O que torna a narrativa enfadonha e desinteressante, porém, é a maneira fragmentada com que ela é desenvolvida, demandando uma paciência do espectador para algo que jamais ocorre – alguma tensão, algum sentimento. O cenário, por exemplo, tem potencial polissêmico imenso: um local ermo, abandonado, deixado literalmente aos pedaços enquanto um projeto do que poderia vir a ser, mas que não foi, situação idêntica à de Viktor e Tarzan. Eles são marginalizados, a razão concreta, contudo, é desconhecida. Concretude é algo que falta a “Gamodi”, longa repleto de simbolismos episodicamente belos e integralmente ocos. A cena do ritual com Tarzan é poética, mas sem muito sentido diante da ausência de explicação mínima. A cena dos fogos de artifício é de uma estética encantadora, mas a conclusão é exatamente a mesma. A câmera estática, dependendo da sequência de cortes para alguma progressão (embora o filme não seja necessariamente linear), denota que cada quadro é pensado para ser genial, mas é na realidade vazio de significado.

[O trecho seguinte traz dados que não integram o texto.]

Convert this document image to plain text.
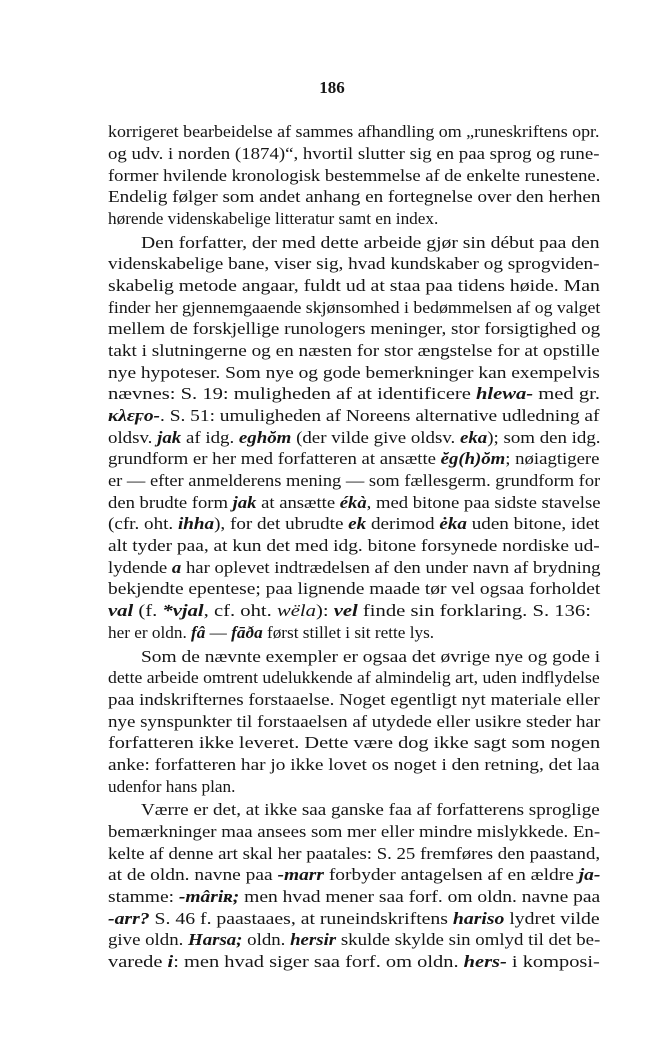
186
korrigeret bearbeidelse af sammes afhandling om „runeskriftens opr.
og udv. i norden (1874)“, hvortil slutter sig en paa sprog og rune-
former hvilende kronologisk bestemmelse af de enkelte runestene.
Endelig følger som andet anhang en fortegnelse over den herhen
hørende videnskabelige litteratur samt en index.
Den forfatter, der med dette arbeide gjør sin début paa den
videnskabelige bane, viser sig, hvad kundskaber og sprogviden-
skabelig metode angaar, fuldt ud at staa paa tidens høide. Man
finder her gjennemgaaende skjønsomhed i bedømmelsen af og valget
mellem de forskjellige runologers meninger, stor forsigtighed og
takt i slutningerne og en næsten for stor ængstelse for at opstille
nye hypoteser. Som nye og gode bemerkninger kan exempelvis
nævnes: S. 19: muligheden af at identificere hlewa- med gr.
κλεϝο-. S. 51: umuligheden af Noreens alternative udledning af
oldsv. jak af idg. eghŏm (der vilde give oldsv. eka); som den idg.
grundform er her med forfatteren at ansætte ĕg(h)ŏm; nøiagtigere
er — efter anmelderens mening — som fællesgerm. grundform for
den brudte form jak at ansætte ékà, med bitone paa sidste stavelse
(cfr. oht. ihha), for det ubrudte ek derimod ėka uden bitone, idet
alt tyder paa, at kun det med idg. bitone forsynede nordiske ud-
lydende a har oplevet indtrædelsen af den under navn af brydning
bekjendte epentese; paa lignende maade tør vel ogsaa forholdet
val (f. *vjal, cf. oht. wëla): vel finde sin forklaring. S. 136:
her er oldn. fâ — fāða først stillet i sit rette lys.
Som de nævnte exempler er ogsaa det øvrige nye og gode i
dette arbeide omtrent udelukkende af almindelig art, uden indflydelse
paa indskrifternes forstaaelse. Noget egentligt nyt materiale eller
nye synspunkter til forstaaelsen af utydede eller usikre steder har
forfatteren ikke leveret. Dette være dog ikke sagt som nogen
anke: forfatteren har jo ikke lovet os noget i den retning, det laa
udenfor hans plan.
Værre er det, at ikke saa ganske faa af forfatterens sproglige
bemærkninger maa ansees som mer eller mindre mislykkede. En-
kelte af denne art skal her paatales: S. 25 fremføres den paastand,
at de oldn. navne paa -marr forbyder antagelsen af en ældre ja-
stamme: -mâriʀ; men hvad mener saa forf. om oldn. navne paa
-arr? S. 46 f. paastaaes, at runeindskriftens hariso lydret vilde
give oldn. Harsa; oldn. hersir skulde skylde sin omlyd til det be-
varede i: men hvad siger saa forf. om oldn. hers- i komposi-
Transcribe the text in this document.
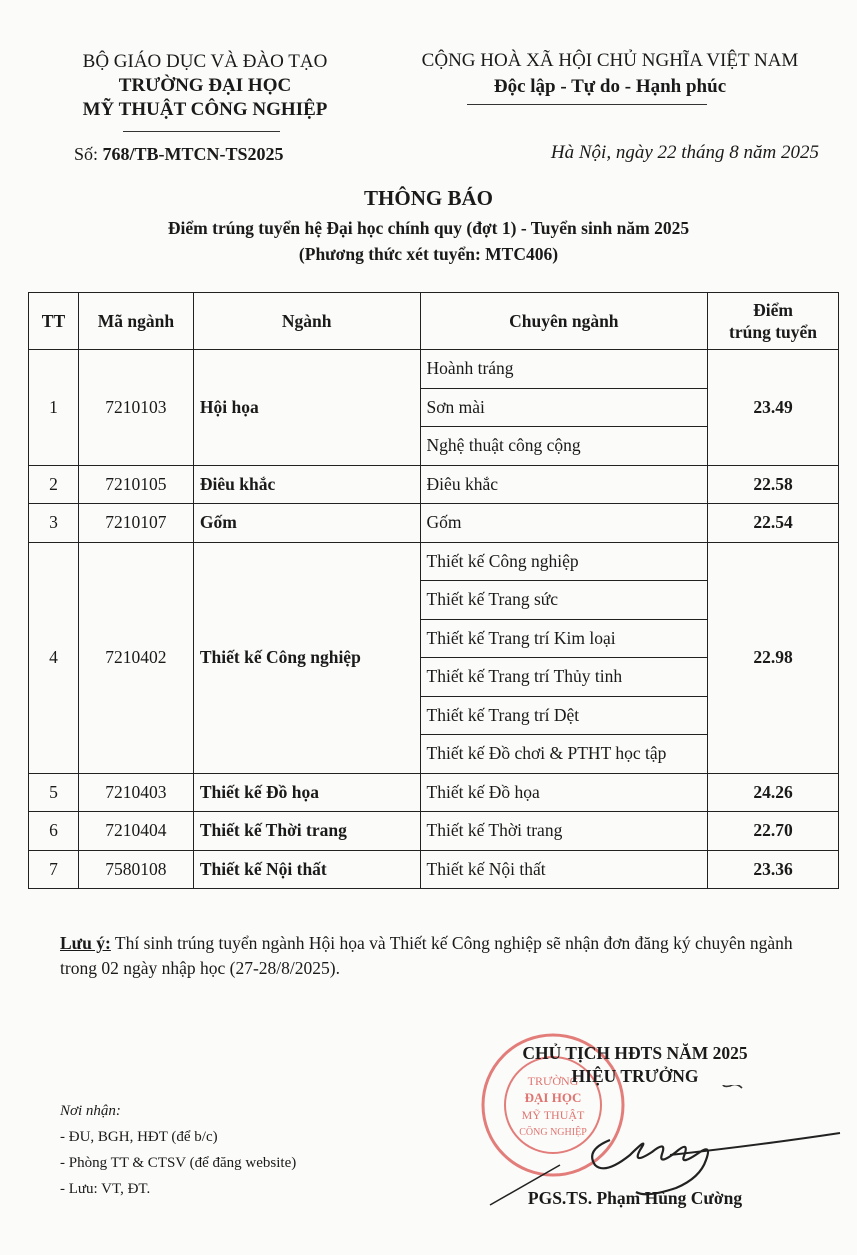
BỘ GIÁO DỤC VÀ ĐÀO TẠO
TRƯỜNG ĐẠI HỌC
MỸ THUẬT CÔNG NGHIỆP
CỘNG HOÀ XÃ HỘI CHỦ NGHĨA VIỆT NAM
Độc lập - Tự do - Hạnh phúc
Số: 768/TB-MTCN-TS2025	Hà Nội, ngày 22 tháng 8 năm 2025
THÔNG BÁO
Điểm trúng tuyển hệ Đại học chính quy (đợt 1) - Tuyển sinh năm 2025
(Phương thức xét tuyển: MTC406)
TT	Mã ngành	Ngành	Chuyên ngành	Điểm
trúng tuyển

1	7210103	Hội họa	Hoành tráng	23.49
			Sơn mài	
			Nghệ thuật công cộng	
2	7210105	Điêu khắc	Điêu khắc	22.58
3	7210107	Gốm	Gốm	22.54
4	7210402	Thiết kế Công nghiệp	Thiết kế Công nghiệp	22.98
			Thiết kế Trang sức	
			Thiết kế Trang trí Kim loại	
			Thiết kế Trang trí Thủy tinh	
			Thiết kế Trang trí Dệt	
			Thiết kế Đồ chơi & PTHT học tập	
5	7210403	Thiết kế Đồ họa	Thiết kế Đồ họa	24.26
6	7210404	Thiết kế Thời trang	Thiết kế Thời trang	22.70
7	7580108	Thiết kế Nội thất	Thiết kế Nội thất	23.36
Lưu ý: Thí sinh trúng tuyển ngành Hội họa và Thiết kế Công nghiệp sẽ nhận đơn đăng ký chuyên ngành trong 02 ngày nhập học (27-28/8/2025).
Nơi nhận:
- ĐU, BGH, HĐT (để b/c)
- Phòng TT & CTSV (để đăng website)
- Lưu: VT, ĐT.
TRƯỜNG
ĐẠI HỌC
MỸ THUẬT
CÔNG NGHIỆP
CHỦ TỊCH HĐTS NĂM 2025
HIỆU TRƯỞNG
PGS.TS. Phạm Hùng Cường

Gamodi” é um filme pretensioso que, ao invés de ser assistido, é tolerado. Seu próprio título, que está em uma das canções, é ininteligível, tornando-o flagrantemente inacessível, ao menos em parte (talvez a população da Geórgia seja capaz de compreendê-lo melhor). Se durante a sessão o espectador não é provocado a sentir algo diferente de estranhamento (além de tédio, talvez com pitadas de raiva), ao final, não é levado a reflexão alguma, descartando a obra por completo.

* Filme assistido durante a cobertura da 47ª edição da Mostra Internacional de Cinema em São Paulo (São Paulo Int’l Film Festival).